寄付の集め方の変化などについていくことができていない団体も見られます。若い人がいる団体は、クラウドファンディングやオンラインコミュニティを作り、資金集めを上手に行います。

しかし、昔ながらの手法で寄付を行う団体は、「寄付者も高齢化」したり、新しい手法を取り入れられなかったりと、資金がなくなってしまい、活動を続けられないという変化も起きています。

「設立に時間がかかる」ことや「報告義務の手間」という課題も

解散する団体が増えている一方で、新設の法人も増えなくなっています。
その理由は、NPO法人の取得に時間がかかることがあげられます。

NPO法人を設立するには申請書類を整えて所轄庁に申請をします。それからすぐに認証されるのではなく、まず、「縦覧」という期間があり、その間に申請に対して市民が点検するという時期が1カ月あります。その後、所轄庁による審査となりますが、ここでも2カ月かかってしまうこともあるのです。

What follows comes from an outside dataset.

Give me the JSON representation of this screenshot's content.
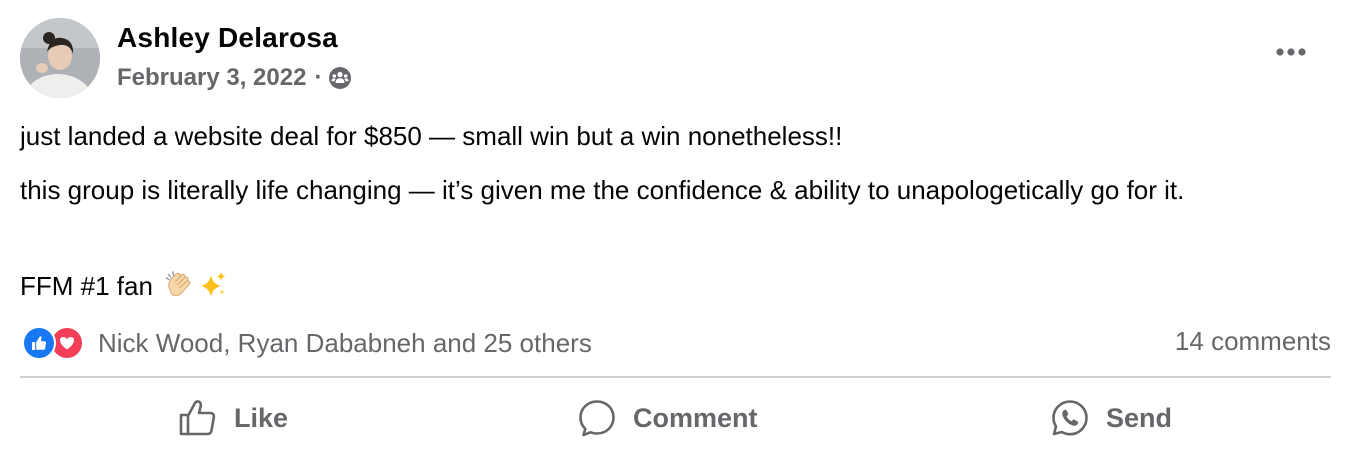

さらに、毎年「事業報告書などの報告義務」があり、報告書は公開されます。

反対に一般社団法人は、手続きも容易で迅速に取得できるため、社会課題に取り組む活動をしてをしていてもNPO法人ではなく一般社団法人を取るケースが増えているのです。

NPO法人数が減少しているとはいえ、活動が減っているということではなく、社会課題に取り組む裾野が広がっているとも言えるでしょう。

都道府県別のNPO法人数

NPO法人を都道府県別にマッピングしたのが、以下のグラフです。
一目瞭然、関東、そして東京がダントツに多いです。

NPOの認証は、事務所のある都道府県や政令指定都市が所轄庁となり行われます。所轄庁がどこになるかは、事務所がどこにあるか、一つか複数かでも変わってきます。政令指定都市の横浜市の場合は、神奈川県ではなく横浜市が所轄庁となりますが、横浜市と川崎市に二つ事務所がある場合は、横浜市ではなく所轄庁は神奈川県となるため注意が必要です。

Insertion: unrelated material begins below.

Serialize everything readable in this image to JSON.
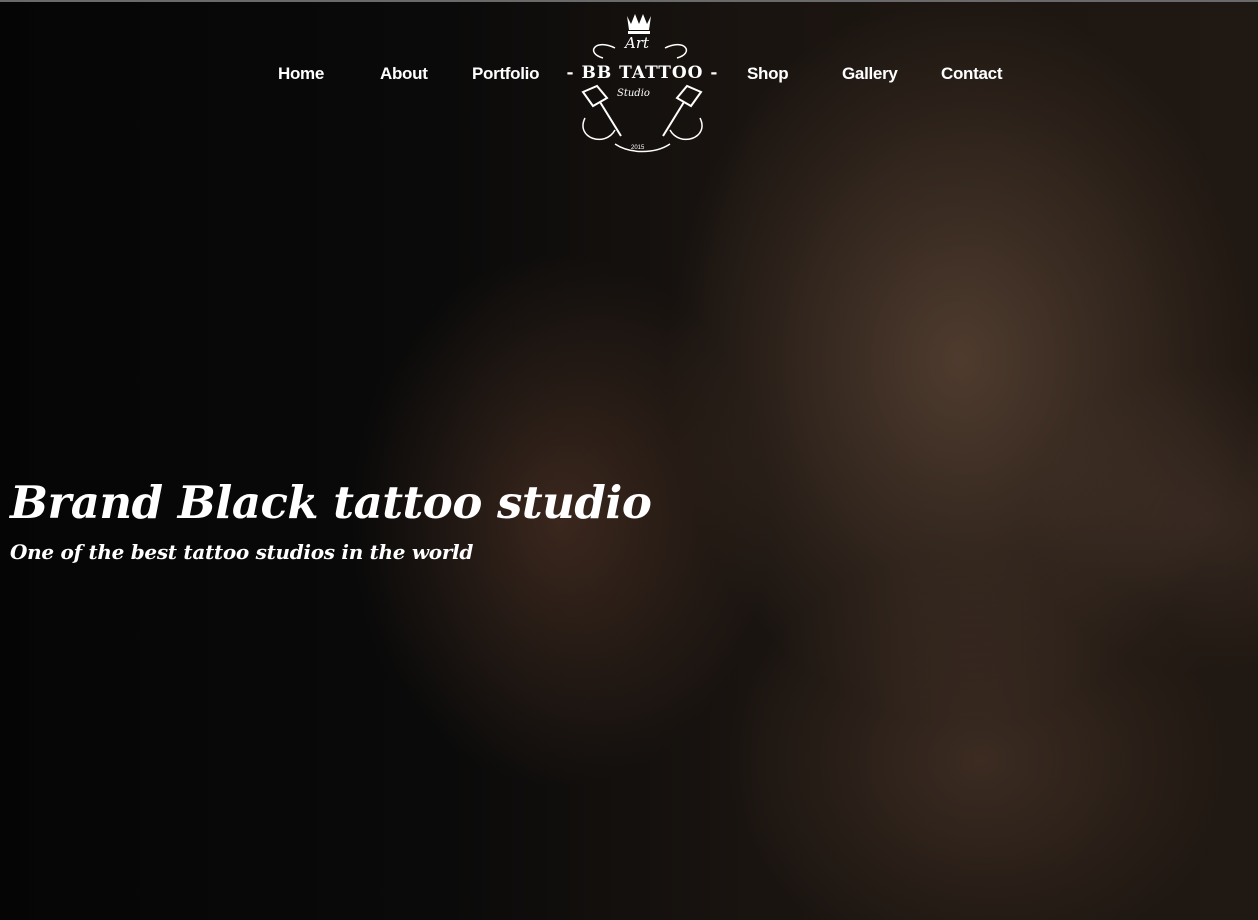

上記のグラフを見ると、東京都がダントツで18%。次いで神奈川県・大阪府と続きます。しかし、国際協力系や全国で活動する環境系の団体の場合は、利便性の高い大都市、特に東京に集中するのです。ただ、地産地消や都会より地域で生きる豊かさを推奨しながらも事務所を都会に置く矛盾を感じている団体も多く、利便性とのジレンマに悩まされています。

まとめ

特定非営利活動法人(NPO法人)の数に着目したデータを見ました。
昨今減少傾向にあるとはいえ、NPO法人の役割はなくなっているわけではありません。むしろ、社会が複雑化し、地域ごとに課題が個別化している現代には、広く平等にサービスを提供する行政ではまかないきれない課題がたくさんあります。

「誰一人取り残さない」ためには、NPOの役割が大きいのです。
ここでは「NPO法人」に絞って団体の数を表しましたが、実際は一般社団法人や株式会社として、社会課題解決に取り組む人たちもたくさんいます。

その意味でNPOの活動は広がっているといえるでしょう。